Jeremy Hammond, the hacker jailed for his role in obtaining the documents, has submitted a plea in the language of civil disobedience. As the public interest comes to rely on these unusual avenues to expose elements of government, we must look to revise our notions of legitimate activism. Where honesty and oversight are nought, and whistleblowers absent, hackers and their associates may be the only hope for the possibility of progress.
The work’s not all dangerous
Whilst ProjectPM exhibits the risks of facing up to power, the broader spectrum of valuable work includes actions anyone can partake in without embroilment in the frontline. The open data movement, secure web communications and taking responsibility for our own and other peoples’ data will all move us towards a preferable state of affairs. Courageous activism is critical given the circumstances but other work will also be necessary to fulfil the large-scale objective of rescuing privacy.
Those already pushing to improve the public stock of skills and knowledge in this area deserve our participation. We should hope for concern and action from everyone with an interest in privacy and the idea of democracy.
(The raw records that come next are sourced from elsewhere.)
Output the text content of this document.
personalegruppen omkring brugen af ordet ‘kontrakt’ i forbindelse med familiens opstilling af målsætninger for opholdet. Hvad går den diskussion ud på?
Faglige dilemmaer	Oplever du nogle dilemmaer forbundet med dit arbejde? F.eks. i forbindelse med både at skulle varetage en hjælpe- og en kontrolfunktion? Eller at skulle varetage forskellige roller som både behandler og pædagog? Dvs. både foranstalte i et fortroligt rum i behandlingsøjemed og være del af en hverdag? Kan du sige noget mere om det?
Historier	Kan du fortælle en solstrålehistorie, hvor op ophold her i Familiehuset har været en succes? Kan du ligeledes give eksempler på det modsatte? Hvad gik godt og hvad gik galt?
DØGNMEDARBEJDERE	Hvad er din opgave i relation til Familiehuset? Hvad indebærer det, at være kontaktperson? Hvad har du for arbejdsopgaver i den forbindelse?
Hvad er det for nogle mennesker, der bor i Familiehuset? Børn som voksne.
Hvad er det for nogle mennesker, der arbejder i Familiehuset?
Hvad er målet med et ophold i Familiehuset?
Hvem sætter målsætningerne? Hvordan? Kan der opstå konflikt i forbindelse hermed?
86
That goes to all individuals. We use, buy, work, express, learn and live with technology. We have a responsibility to do it well, just as we are responsible for knowing to drive a car without losing control. However, unlike moving metal hunks at high speed, the repercussions of carelessly using technology are not gory; playing loose with data and creating a culture where that’s the norm brings us more subtle, less palpable threats.
Whether society en masse will rise to the challenge is another question, in some respects comparable to the challenge of climate change and its demands on a similar nexus of actors. The intangibility of the data surveillance problem, our ready submission to the convenience of services which compound it, plus the hectic pace of technical developments which complicate it all make individual action harder. Every day, through choice and compulsion, our lives integrate and depend more on this growing, digital edifice which assists, enriches and closely tracks our lives.
Pessimists like Schneier warn of the historically visible burden on the technically impoverished as power attempts to resolve threats from technological advances. While we may keep striving to build energetic cultures against the abuse of power, the onslaught of technology will continue to challenge them. The era of ‘things’ and drones, for example, brought to the size of insects, creeping around backyards and bedrooms is imminent. The scale of the privacy problem is set to magnify. The urgency of our response to such incursions will need to grow commensurately.
Efforts to curb surveillance must continue no matter the chances of success. The damning issues so far revealed are alarming, and there will be further breaches of trust that remain hidden, the unknown unknowns. From the possibility of spies tampering with web data as well as viewing it, to the unimaginable toys of the cyber-sec industry commanding untold sums yet operating in eerie secrecy.
Eisenhower, speaking with the rare candour of a statesman on the precipice of duty, hoped his words would ring out from the heart of government into the honourable plains beyond. “Only an alert and knowledgeable citizenry can compel the proper meshing of the huge industrial and military machinery of defence with our peaceful methods and goals so that security and liberty may prosper together.”
At this dark historical juncture, we see slivers of a ghastly underbelly reshaping the terms of our social existence, redefining aspects of what we know as humanity. As we do, hope urges us to take stock of the great body of ingenuity, collaboration and sacrifice coming together to salvage those progressive principles.